My question for you, however, seems to be a lot of exceptions and chart. Is narrower but more complicated than the previous [bill];
Max: In some ways, yes. I would say that the main dependence of this bill is that it is really trying not to apply to small startups. And basically, one of the main conflicts about the latest legislative effort by Senator Scott Weiner, who represents San Francisco, who draws this bill, many people said it could harm its starting ecosystem, which many people are facing this issue.
This bill applies specifically to AI developers who are [generating] More than $ 500 million [from] their AI models. This is really trying to target Openai, Google Deepmind, these big companies and not Mill’s start.
Anthony: As I understand, if you are a smaller start, you need to share some security information, but not so much.
Of [also] It is worth talking about the wider landscape around the AI regulation and the fact that one of the big changes between last year and this year is now a new president.

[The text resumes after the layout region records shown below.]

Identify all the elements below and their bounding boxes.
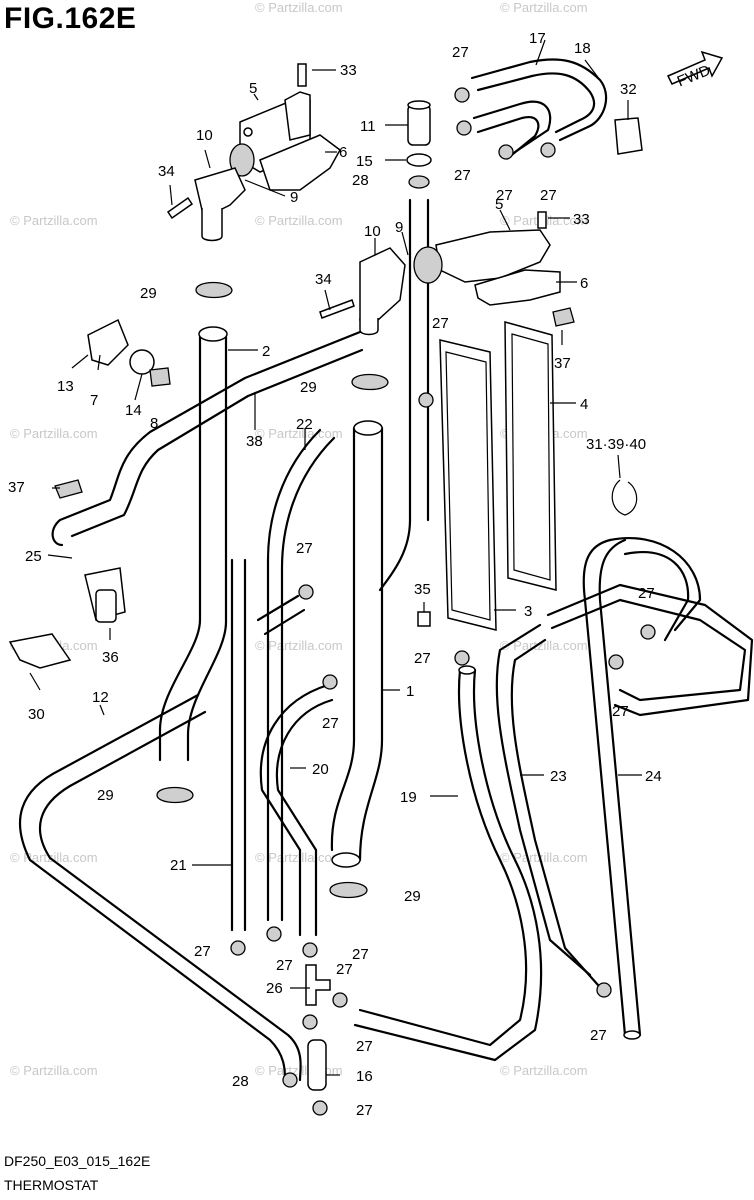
figure-caption: THERMOSTAT (4, 1177, 99, 1193)
watermark: © Partzilla.com (255, 850, 343, 865)
callout-20: 20 (312, 761, 329, 778)
callout-27: 27 (540, 187, 557, 204)
callout-27: 27 (496, 187, 513, 204)
callout-8: 8 (150, 415, 158, 432)
figure-code: DF250_E03_015_162E (4, 1153, 151, 1169)
callout-22: 22 (296, 416, 313, 433)
callout-12: 12 (92, 689, 109, 706)
callout-15: 15 (356, 153, 373, 170)
callout-28: 28 (352, 172, 369, 189)
callout-35: 35 (414, 581, 431, 598)
callout-10-right: 10 (364, 223, 381, 240)
callout-2: 2 (262, 343, 270, 360)
callout-36: 36 (102, 649, 119, 666)
fwd-label: FWD (675, 62, 713, 91)
callout-9-right: 9 (395, 219, 403, 236)
callout-13: 13 (57, 378, 74, 395)
watermark: © Partzilla.com (255, 1063, 343, 1078)
callout-27: 27 (356, 1038, 373, 1055)
callout-29: 29 (300, 379, 317, 396)
callout-24: 24 (645, 768, 662, 785)
callout-29: 29 (140, 285, 157, 302)
figure-title: FIG.162E (4, 2, 137, 35)
callout-18: 18 (574, 40, 591, 57)
callout-10: 10 (196, 127, 213, 144)
callout-27: 27 (352, 946, 369, 963)
watermark: © Partzilla.com (255, 213, 343, 228)
callout-30: 30 (28, 706, 45, 723)
callout-29: 29 (97, 787, 114, 804)
callout-6-right: 6 (580, 275, 588, 292)
watermark: © Partzilla.com (255, 0, 343, 15)
callout-32: 32 (620, 81, 637, 98)
callout-25: 25 (25, 548, 42, 565)
components (8, 63, 656, 1116)
callout-labels: 1 2 3 4 5 5 6 6 7 8 9 9 10 10 11 12 13 1… (8, 30, 662, 1119)
callout-5-right: 5 (495, 196, 503, 213)
callout-11: 11 (360, 118, 376, 135)
callout-14: 14 (125, 402, 142, 419)
callout-27: 27 (452, 44, 469, 61)
watermark: © Partzilla.com (10, 213, 98, 228)
callout-33-right: 33 (573, 211, 590, 228)
callout-26: 26 (266, 980, 283, 997)
callout-9: 9 (290, 189, 298, 206)
callout-27: 27 (454, 167, 471, 184)
callout-27: 27 (638, 585, 655, 602)
callout-21: 21 (170, 857, 187, 874)
watermark: © Partzilla.com (255, 638, 343, 653)
callout-4: 4 (580, 396, 588, 413)
hoses (18, 58, 754, 1091)
leader-lines (29, 39, 642, 1076)
callout-1: 1 (406, 683, 414, 700)
callout-34: 34 (158, 163, 175, 180)
callout-31-39-40: 31·39·40 (586, 436, 646, 453)
watermark: © Partzilla.com (10, 850, 98, 865)
callout-28: 28 (232, 1073, 249, 1090)
callout-37-right: 37 (554, 355, 571, 372)
callout-29: 29 (404, 888, 421, 905)
callout-27: 27 (414, 650, 431, 667)
callout-27: 27 (356, 1102, 373, 1119)
callout-27: 27 (590, 1027, 607, 1044)
watermark: © Partzilla.com (500, 850, 588, 865)
callout-33: 33 (340, 62, 357, 79)
callout-27: 27 (194, 943, 211, 960)
watermark: © Partzilla.com (10, 426, 98, 441)
callout-5: 5 (249, 80, 257, 97)
watermark: © Partzilla.com (10, 1063, 98, 1078)
callout-7: 7 (90, 392, 98, 409)
callout-27: 27 (276, 957, 293, 974)
callout-16: 16 (356, 1068, 373, 1085)
watermark: © Partzilla.com (500, 1063, 588, 1078)
callout-27: 27 (322, 715, 339, 732)
callout-27: 27 (296, 540, 313, 557)
watermark: © Partzilla.com (500, 0, 588, 15)
callout-6: 6 (339, 144, 347, 161)
callout-17: 17 (529, 30, 546, 47)
callout-27: 27 (432, 315, 449, 332)
callout-38: 38 (246, 433, 263, 450)
watermark: © Partzilla.com (500, 638, 588, 653)
callout-19: 19 (400, 789, 417, 806)
callout-27: 27 (612, 703, 629, 720)
fwd-arrow-icon: FWD (666, 50, 724, 91)
callout-37: 37 (8, 479, 25, 496)
callout-34-right: 34 (315, 271, 332, 288)
callout-3: 3 (524, 603, 532, 620)
callout-23: 23 (550, 768, 567, 785)
callout-27: 27 (336, 961, 353, 978)
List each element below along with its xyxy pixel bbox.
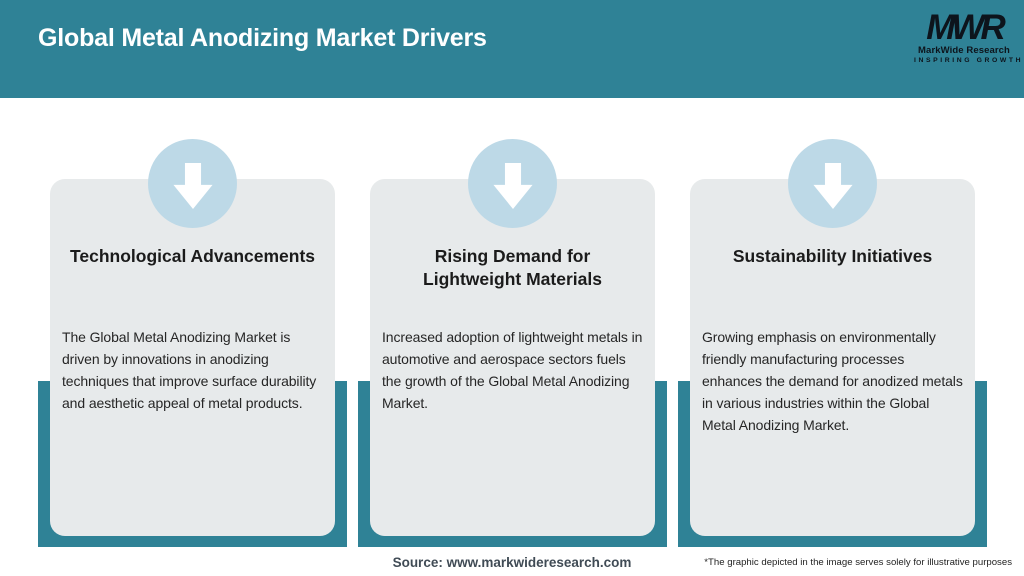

Federal administration has taken much more a stand -free attitude and companies should be able to do whatever they want, as long as they have really included actually [language] In financing accounts that say that states cannot have their own AI regulation.
I don’t think it has not passed so far, but they might have been able to try to do so in the future. So this could be another front on which Trump’s administration and blue states are struggling.
Equity is TechCrunch’s flagship podcast, produced by Theresa Loconsolo, and publishes every Wednesday and Friday.